Work to improve London Bridge station as part of the Thameslink upgrade is giving archaeologists their first access to this important historical site since the Victorians carved it up with railways around 150 years ago. Substantial Roman remains, as well as foundations and objects from the Saxon and Medieval times, have recently been uncovered, reports SE1 website.
Besides the station dig, the area has recently seen extensive mud-shovelling to build The Shard and The Place, as well as reworking bridges and buildings around Borough Market. The turmoil is yielding a steady stream of discoveries on this most ancient part of London, settled by the Romans at the same time as Londonium across the Thames.
Perhaps the biggest find is the remains of one of the earliest buildings known in Southwark.

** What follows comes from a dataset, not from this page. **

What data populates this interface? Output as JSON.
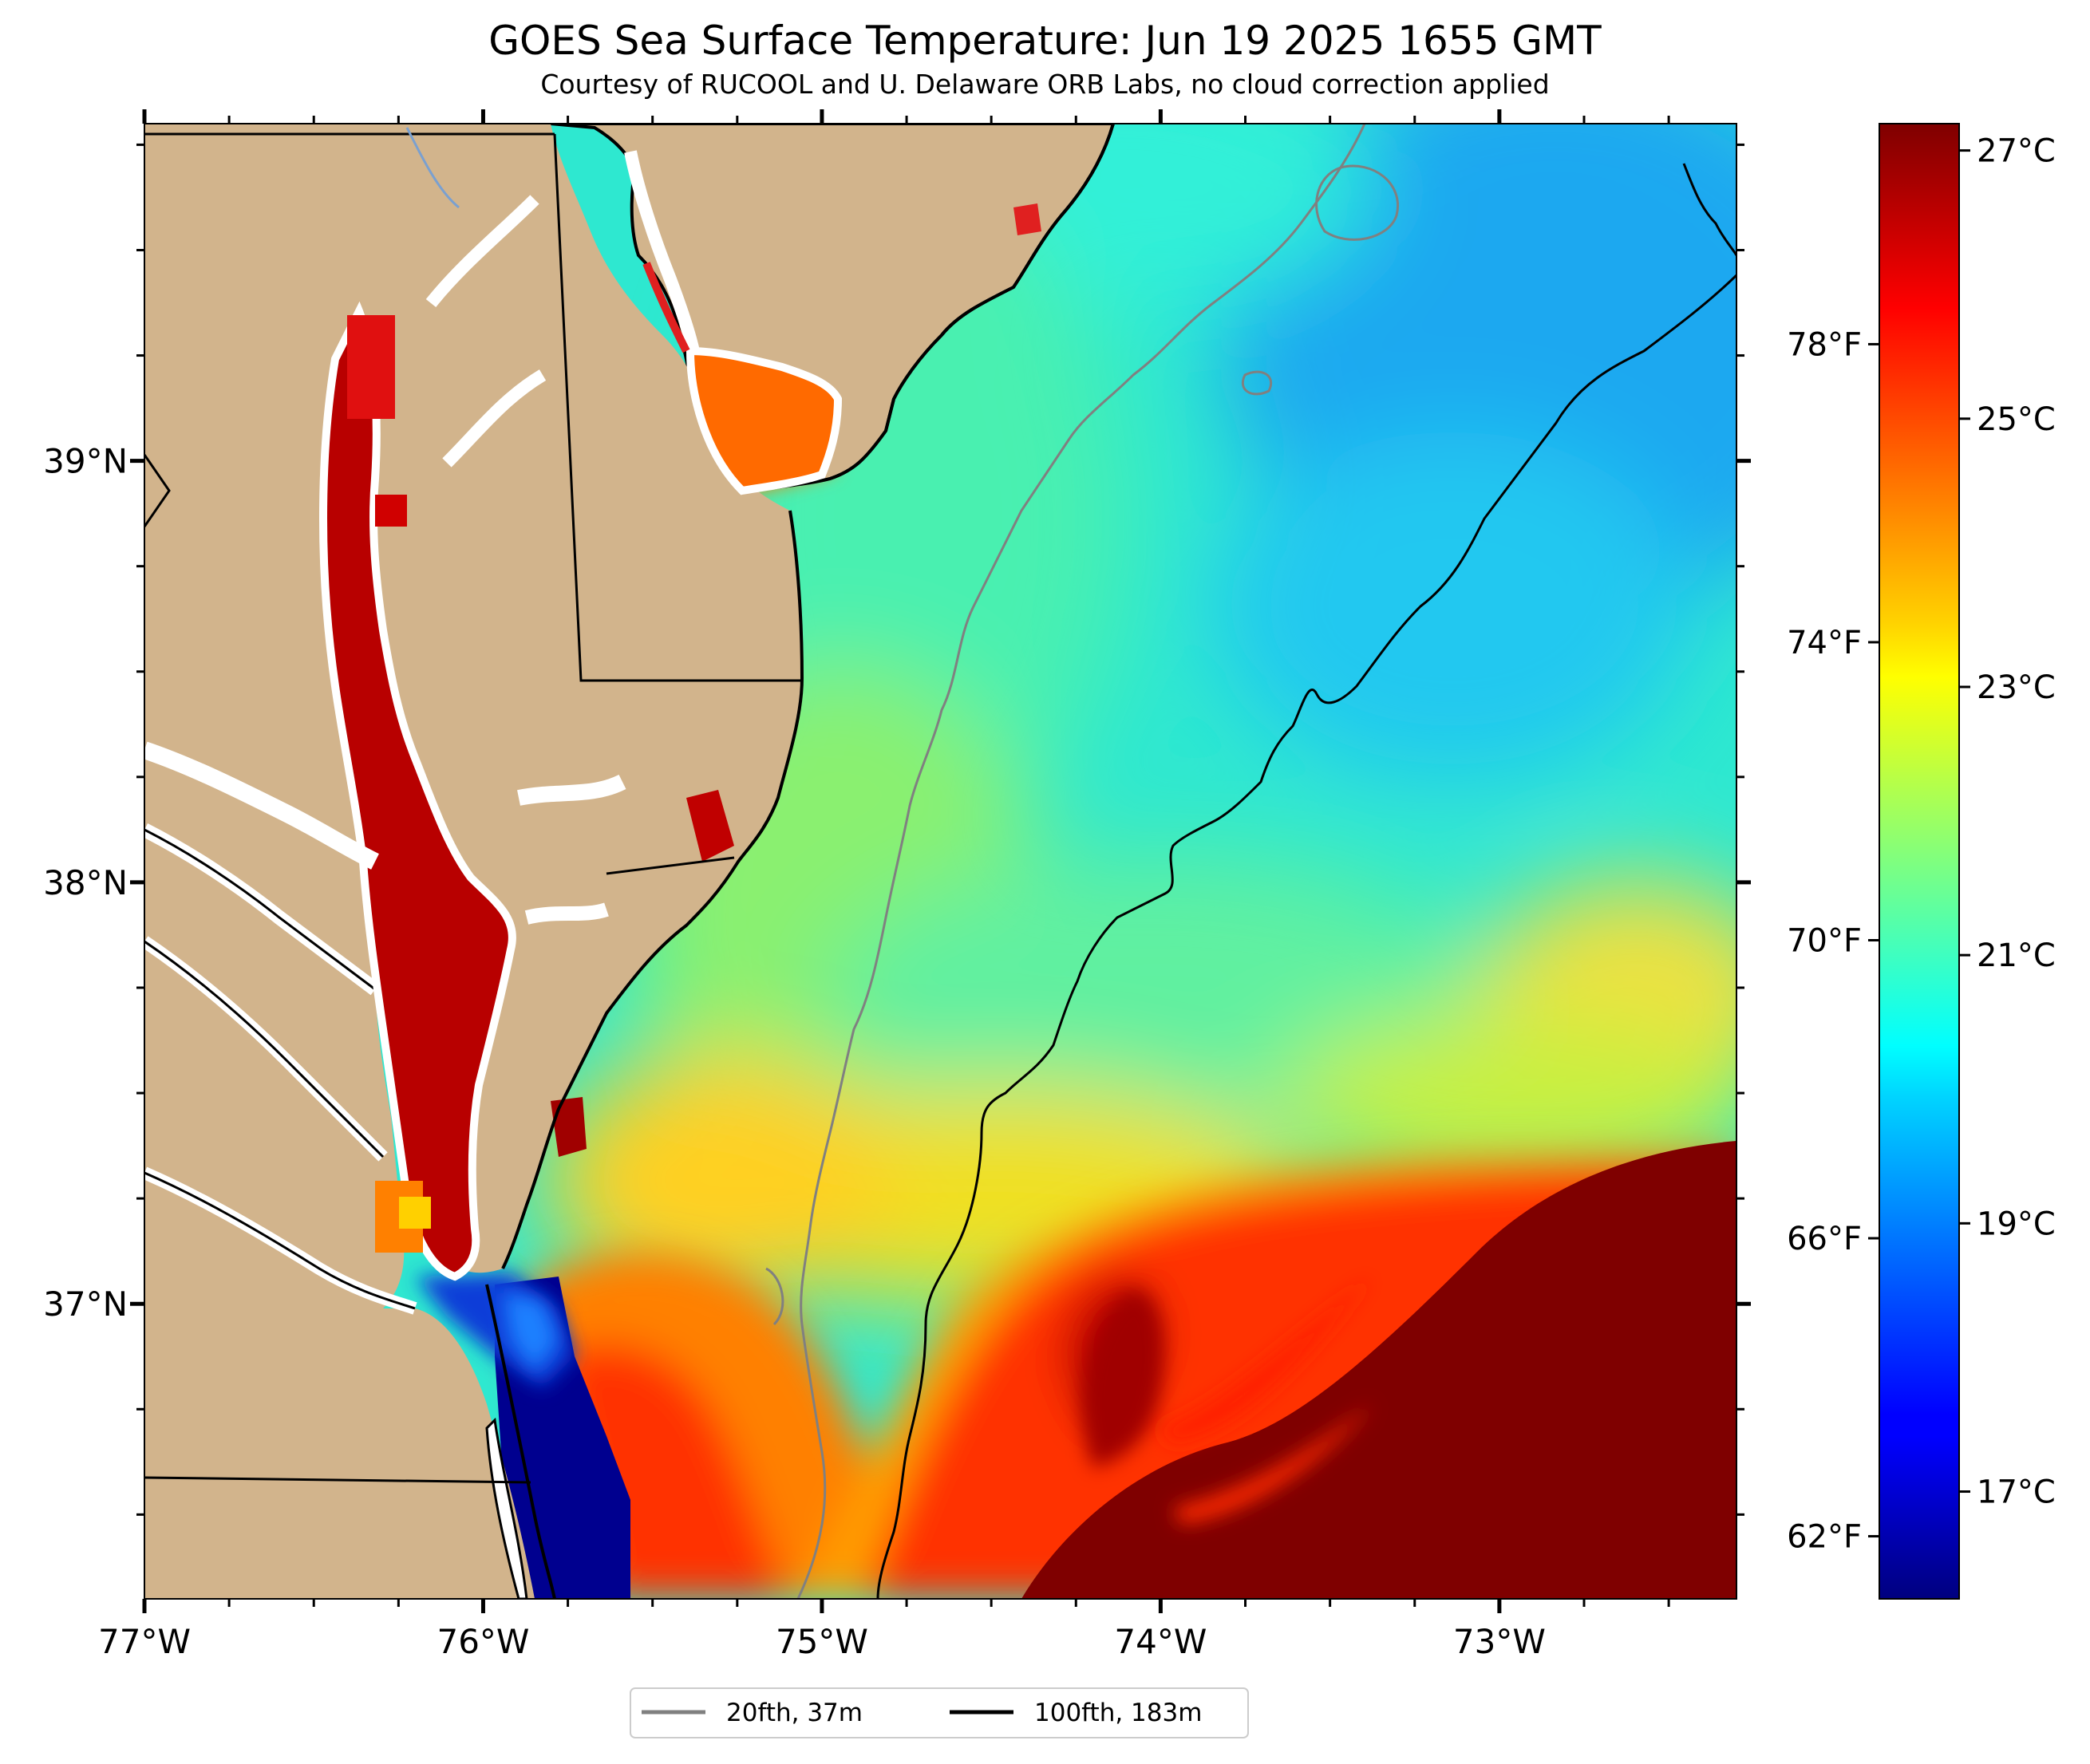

A pit near Joiner Street has yielded 17 timber piles, part of a structure from the first century AD. Little is known about this eastern edge of Southwark in Roman times, and these are exciting times for excavators. Two years ago, a Roman baths was found on Borough High Street.

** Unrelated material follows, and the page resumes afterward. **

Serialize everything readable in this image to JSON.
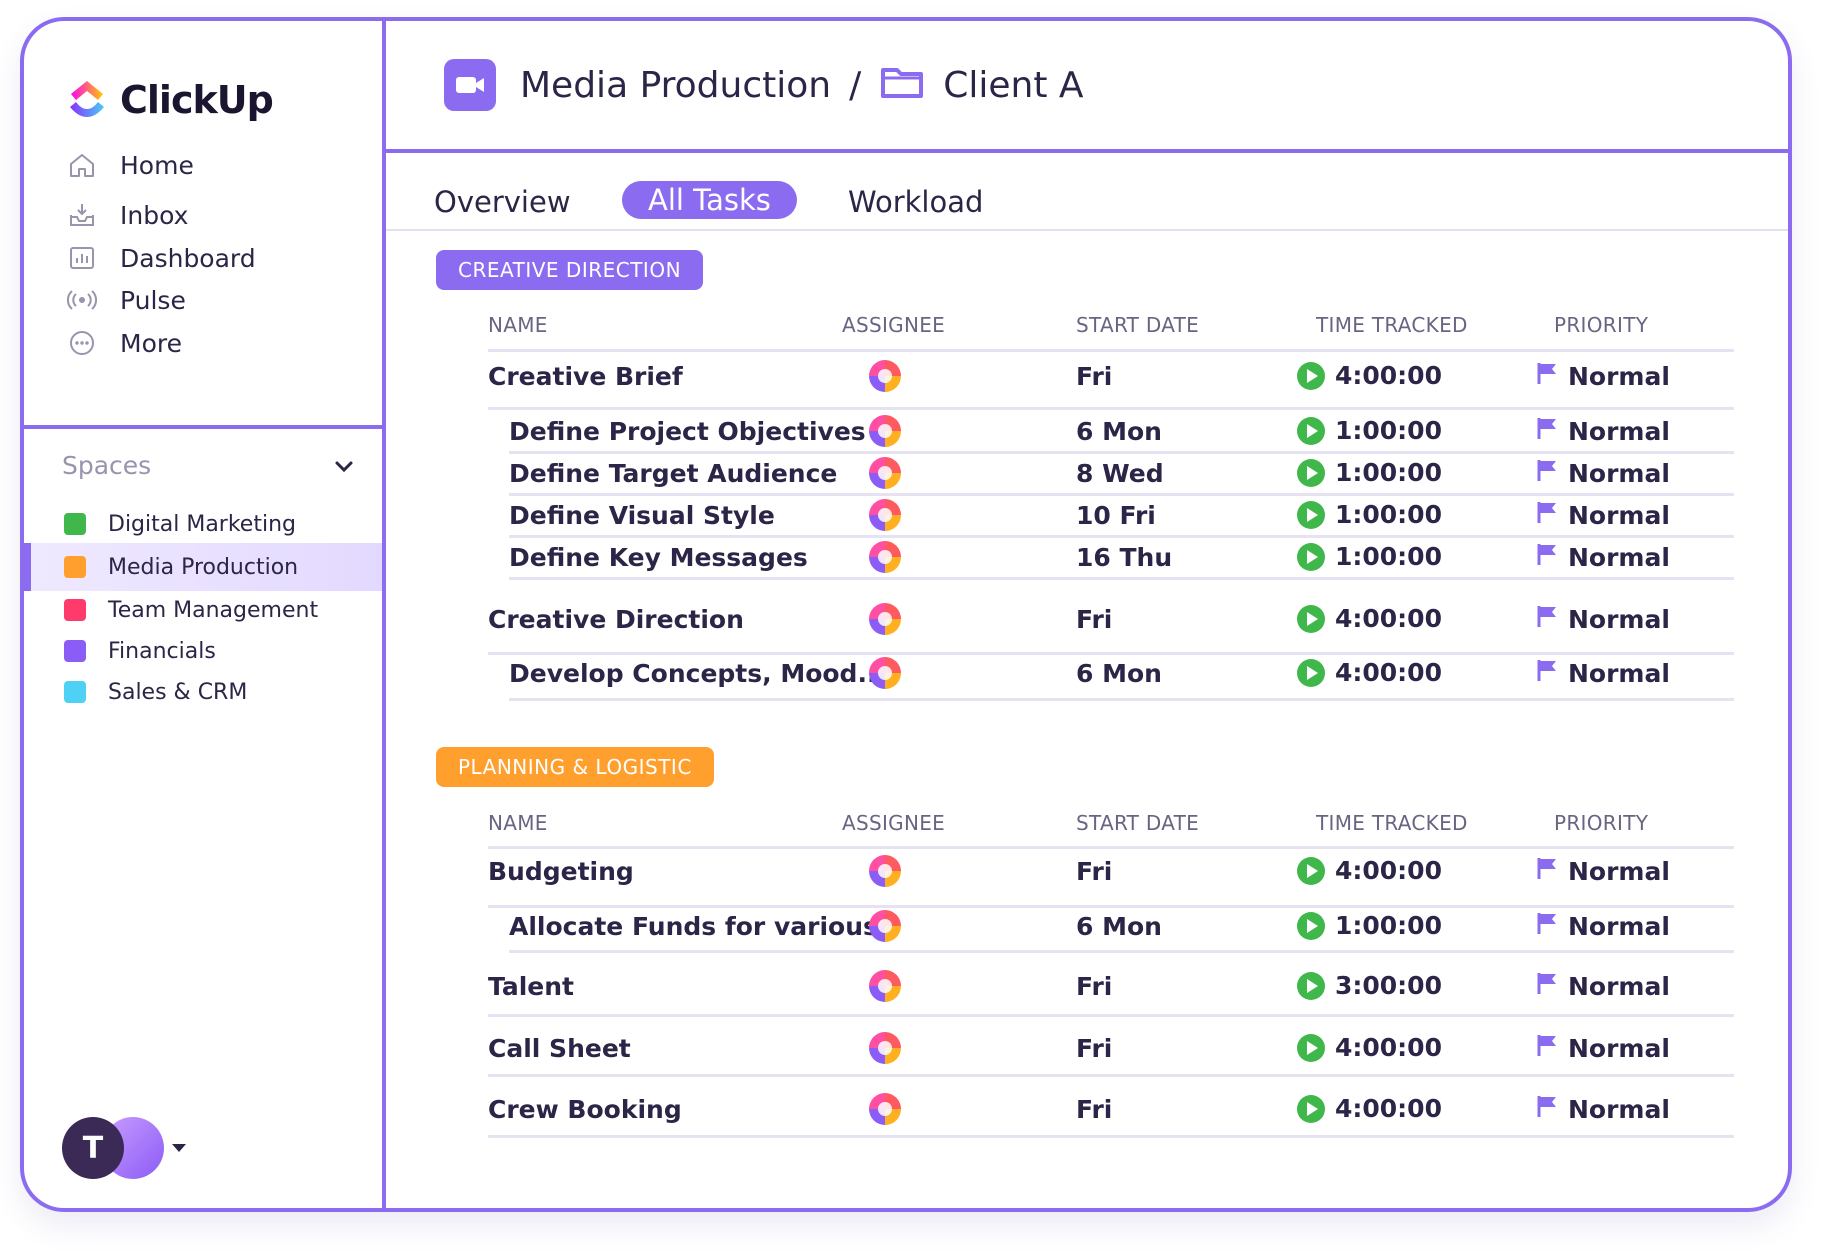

Most discoveries will go to the Museum of London. As part of planning consent, a display area of artefacts will also be constructed in the new London Bridge station.
SE1 website has a lengthy report with photographs.
The image at top, by the way, is a model of Roman London found in the basement of All Hallows by the Tower. It was built in the 1920s and lacks a few major Roman landmarks — most notably the amphitheatre now under Guildhall — that had yet to be discovered.